On many processor architectures, including i386, the stack grows "backwards" - when things are pushed onto the stack, the stack pointer is decreased. When we call f2() from f1(), the return address is pushed onto the stack and the stack pointer is decreased. At the beginning of f2(), the local variables are allocated space on the stack, and the stack pointer is decreased further. This means that the local variables come just before the return address on the stack, and when we write past the end of the local variables, we clobber the addresses on the stack.

It's important to note that the actual segmentation fault usually will NOT occur when we write off the end of the array; after all, we're just writing to other memory that's part of our process' stack.
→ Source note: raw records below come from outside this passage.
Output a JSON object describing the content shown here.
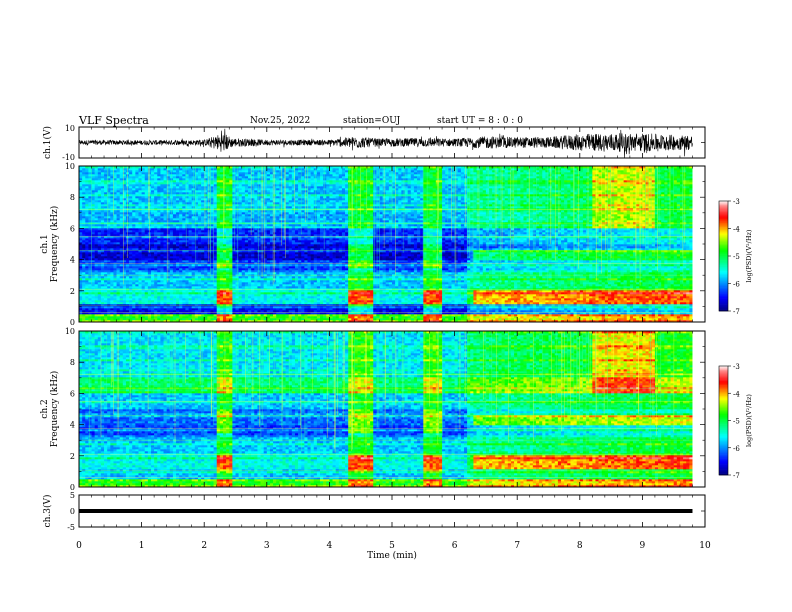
{
  "header": {
    "title": "VLF Spectra",
    "date": "Nov.25, 2022",
    "station": "station=OUJ",
    "start": "start UT =  8 : 0 : 0"
  },
  "chart_data": [
    {
      "type": "line",
      "name": "ch1-waveform",
      "ylabel": "ch.1(V)",
      "ylim": [
        -10,
        10
      ],
      "xlim": [
        0,
        10
      ],
      "y_ticks": [
        "10",
        "-10"
      ],
      "x": [
        0,
        0.5,
        1.0,
        1.5,
        2.0,
        2.3,
        2.45,
        3.0,
        3.5,
        4.0,
        4.4,
        4.8,
        5.5,
        6.0,
        6.5,
        7.0,
        7.5,
        8.0,
        8.5,
        9.0,
        9.5,
        9.8
      ],
      "envelope": [
        1.5,
        1.5,
        1.5,
        1.6,
        1.8,
        6.5,
        3.0,
        1.8,
        1.8,
        1.8,
        4.0,
        2.5,
        3.0,
        2.5,
        4.0,
        3.5,
        3.5,
        5.5,
        6.0,
        6.0,
        5.0,
        5.0
      ]
    },
    {
      "type": "heatmap",
      "name": "ch1-spectrogram",
      "ylabel": "ch.1\nFrequency (kHz)",
      "xlim": [
        0,
        10
      ],
      "ylim": [
        0,
        10
      ],
      "y_ticks": [
        "0",
        "2",
        "4",
        "6",
        "8",
        "10"
      ],
      "colorbar": {
        "label": "log(PSD)(V²/Hz)",
        "range": [
          -7,
          -3
        ],
        "ticks": [
          "-3",
          "-4",
          "-5",
          "-6",
          "-7"
        ]
      }
    },
    {
      "type": "heatmap",
      "name": "ch2-spectrogram",
      "ylabel": "ch.2\nFrequency (kHz)",
      "xlim": [
        0,
        10
      ],
      "ylim": [
        0,
        10
      ],
      "y_ticks": [
        "0",
        "2",
        "4",
        "6",
        "8",
        "10"
      ],
      "colorbar": {
        "label": "log(PSD)(V²/Hz)",
        "range": [
          -7,
          -3
        ],
        "ticks": [
          "-3",
          "-4",
          "-5",
          "-6",
          "-7"
        ]
      }
    },
    {
      "type": "line",
      "name": "ch3-waveform",
      "ylabel": "ch.3(V)",
      "ylim": [
        -5,
        5
      ],
      "xlim": [
        0,
        10
      ],
      "y_ticks": [
        "5",
        "0",
        "-5"
      ],
      "x": [
        0,
        9.8
      ],
      "y": [
        0,
        0
      ]
    }
  ],
  "x_axis": {
    "label": "Time (min)",
    "ticks": [
      "0",
      "1",
      "2",
      "3",
      "4",
      "5",
      "6",
      "7",
      "8",
      "9",
      "10"
    ]
  },
  "colors": {
    "background": "#ffffff",
    "colormap": [
      "#00007f",
      "#0000ff",
      "#00ffff",
      "#00ff00",
      "#ffff00",
      "#ff0000",
      "#ff8080",
      "#ffffff"
    ]
  }
}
The segmentation fault occurs when we try to return to the address which now points to memory which does not exist. (It's possible, with care, to overwrite the address on the stack with a controlled address instead of garbage; this technique is used deliberately to exploit security holes.)
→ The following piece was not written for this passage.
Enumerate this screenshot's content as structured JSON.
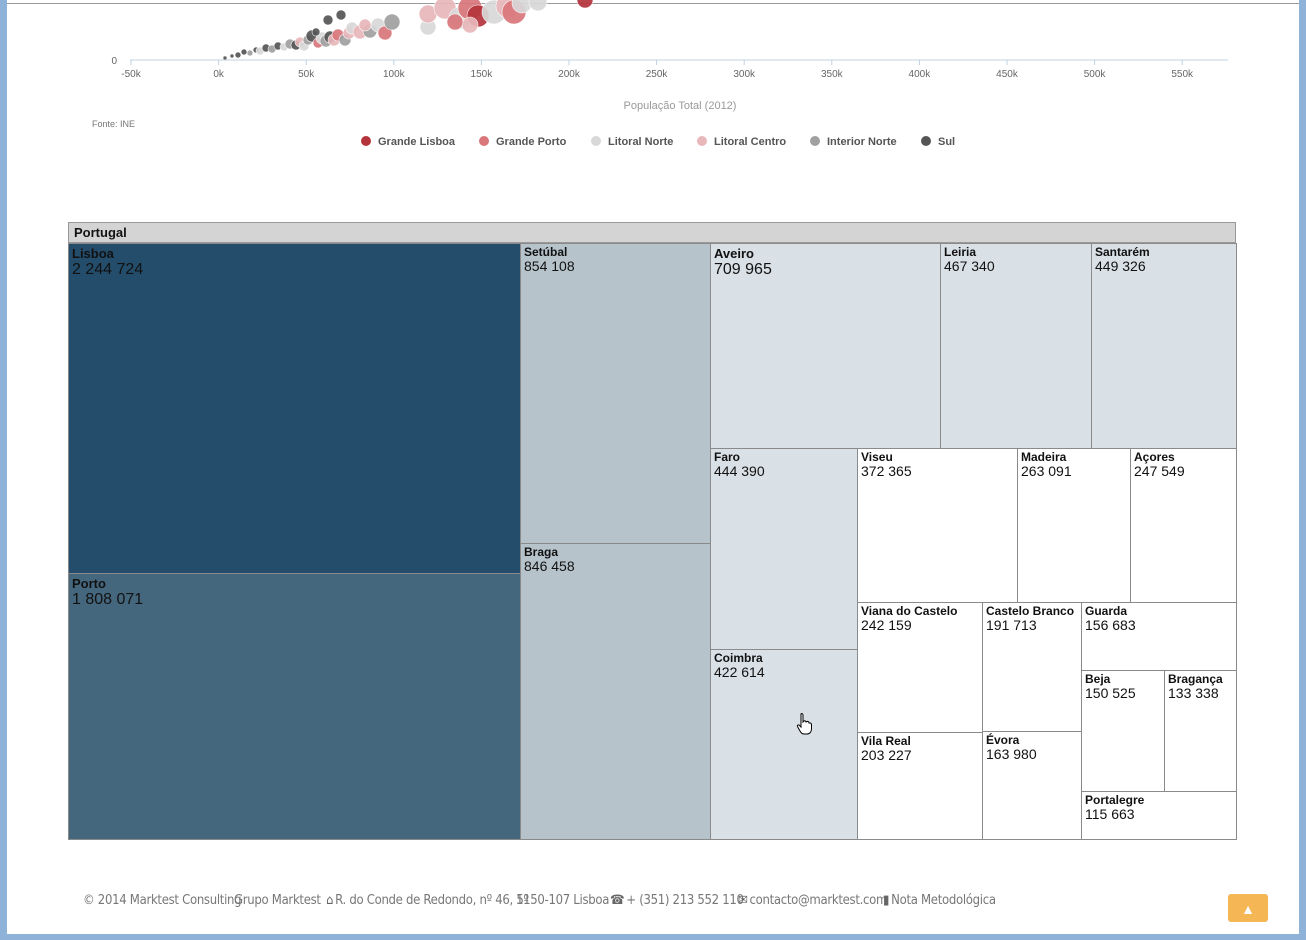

For a slight variation, reverse the order of the declarations of i and a[] in the example and try again. You should find that this time, instead of generating a segmentation fault, the program will run forever. This happens because with the variables in the other order, the loop variable i comes directly after the a[] array. Thus, a[9] is i. Every time i gets to 9, it overwrites itself with 0, starting back at the beginning of the array again.


Our third case involves dynamically allocated memory:
/* 1 */      #include <stdio.h>
/* 2 */      #include <stdlib.h>
/* 3 */
/* 4 */      void f2(void)
/* 5 */      {
/* 6 */          int i;
/* 7 */          int *a=malloc(sizeof(int)*8);
/* 8 */      
/* 9 */          for (i=0; i<16; i++)
/* 10 */             a[i]=0;
/* 11 */     }
/* 12 */     
/* 13 */     void f1(void)
/* 14 */     {
/* 15 */         f2();
/* 16 */     }
/* 17 */     
/* 18 */     int main (void)
/* 19 */     {
/* 20 */         f1();
/* 21 */         printf("done\n");
/* 22 */     
/* 23 */         return 0;
/* 24 */     }
Once again, we're overrunning the end of the array. If you compile and run this program, however, you will most likely find that it appears to run successfully.
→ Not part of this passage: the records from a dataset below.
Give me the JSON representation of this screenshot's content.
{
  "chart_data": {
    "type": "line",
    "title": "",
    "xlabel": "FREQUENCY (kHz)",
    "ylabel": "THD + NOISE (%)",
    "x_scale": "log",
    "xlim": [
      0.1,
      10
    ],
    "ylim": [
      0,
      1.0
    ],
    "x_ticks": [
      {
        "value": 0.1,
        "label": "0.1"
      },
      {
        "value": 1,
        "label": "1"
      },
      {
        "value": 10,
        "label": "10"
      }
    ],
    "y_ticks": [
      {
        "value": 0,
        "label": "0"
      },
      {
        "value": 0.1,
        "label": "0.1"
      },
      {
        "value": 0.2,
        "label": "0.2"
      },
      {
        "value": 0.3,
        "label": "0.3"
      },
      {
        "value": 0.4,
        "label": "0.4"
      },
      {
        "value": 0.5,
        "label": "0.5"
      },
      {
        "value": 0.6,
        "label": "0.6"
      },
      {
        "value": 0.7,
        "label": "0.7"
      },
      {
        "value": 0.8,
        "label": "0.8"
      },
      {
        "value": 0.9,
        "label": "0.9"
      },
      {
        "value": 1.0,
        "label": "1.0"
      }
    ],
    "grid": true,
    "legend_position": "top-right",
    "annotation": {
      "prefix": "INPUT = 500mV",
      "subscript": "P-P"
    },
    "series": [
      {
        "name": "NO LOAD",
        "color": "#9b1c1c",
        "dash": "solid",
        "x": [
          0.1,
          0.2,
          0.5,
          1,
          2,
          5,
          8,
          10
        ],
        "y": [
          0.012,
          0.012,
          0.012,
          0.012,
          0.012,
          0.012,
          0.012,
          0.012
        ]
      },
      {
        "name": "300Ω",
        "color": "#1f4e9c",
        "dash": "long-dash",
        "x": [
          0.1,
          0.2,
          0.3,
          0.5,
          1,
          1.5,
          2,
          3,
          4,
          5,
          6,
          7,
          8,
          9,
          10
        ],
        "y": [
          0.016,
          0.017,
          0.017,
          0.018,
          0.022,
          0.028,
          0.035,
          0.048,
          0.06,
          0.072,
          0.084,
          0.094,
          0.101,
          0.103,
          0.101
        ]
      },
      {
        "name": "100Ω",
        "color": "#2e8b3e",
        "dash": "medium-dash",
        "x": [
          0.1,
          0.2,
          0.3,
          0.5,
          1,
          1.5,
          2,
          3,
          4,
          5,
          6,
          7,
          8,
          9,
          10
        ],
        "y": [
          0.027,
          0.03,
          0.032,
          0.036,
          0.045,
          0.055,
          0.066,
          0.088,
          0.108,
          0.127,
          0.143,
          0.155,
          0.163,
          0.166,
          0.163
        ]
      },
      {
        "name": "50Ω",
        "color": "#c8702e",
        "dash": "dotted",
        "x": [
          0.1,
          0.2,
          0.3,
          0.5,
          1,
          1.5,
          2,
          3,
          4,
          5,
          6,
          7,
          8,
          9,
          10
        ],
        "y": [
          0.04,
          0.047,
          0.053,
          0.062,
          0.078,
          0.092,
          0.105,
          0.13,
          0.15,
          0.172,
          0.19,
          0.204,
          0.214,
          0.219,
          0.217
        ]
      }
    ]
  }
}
Because the memory for our array is allocated with malloc(), it comes from a different area of memory (called the heap) and does not interfere with the addresses on the stack. Furthermore, there is no segmentation fault when overwriting the end of the array because this memory is still part of the process. Programs cannot get memory from the operating system in bytes - they must request memroy in units of pages. A common page size for Linux on i386 is 4096 bytes. Thus, a small memory overrun is unlikely to cause a segmentation fault - just incorrect behavior. If you increase the the end value in the for() statement sufficiently (try increasing it from 16 to 2000), you will find that you do eventually get a segmentation fault.

How can you debug this? In order to find this sort of problem, it's generally necessary to use a helper library. This helper library will alter the behavior of malloc() calls, forcing each allocated block to be placed right at the end of a page, with an unallocated page after it, so that you will get a segmentation fault when you overrun it. One of the simplest and most common of these libraries is Bruce Perens' Electric Fence. Assuming you have it installed, all you need to do is recompile your program like so:

$ gcc -g -Wall -o foo foo.c -lefence
When you then run your program, you'll find that you get a segfault right at the time of memory overrun, and you can observe the stack trace and other information in your debugger as usual. You can read the libefence(3) manpage for more information about the library, such as how to make it check for overrunning the beginning of a memory block instead of the end.

That's it for now! Those three simple cases cover the majority of the memory problems you're likely to have in C or C++, and more complicated problems will often be variations on these. Now that you know what to look for, you should have a much easier time finding memory problems in your own programs.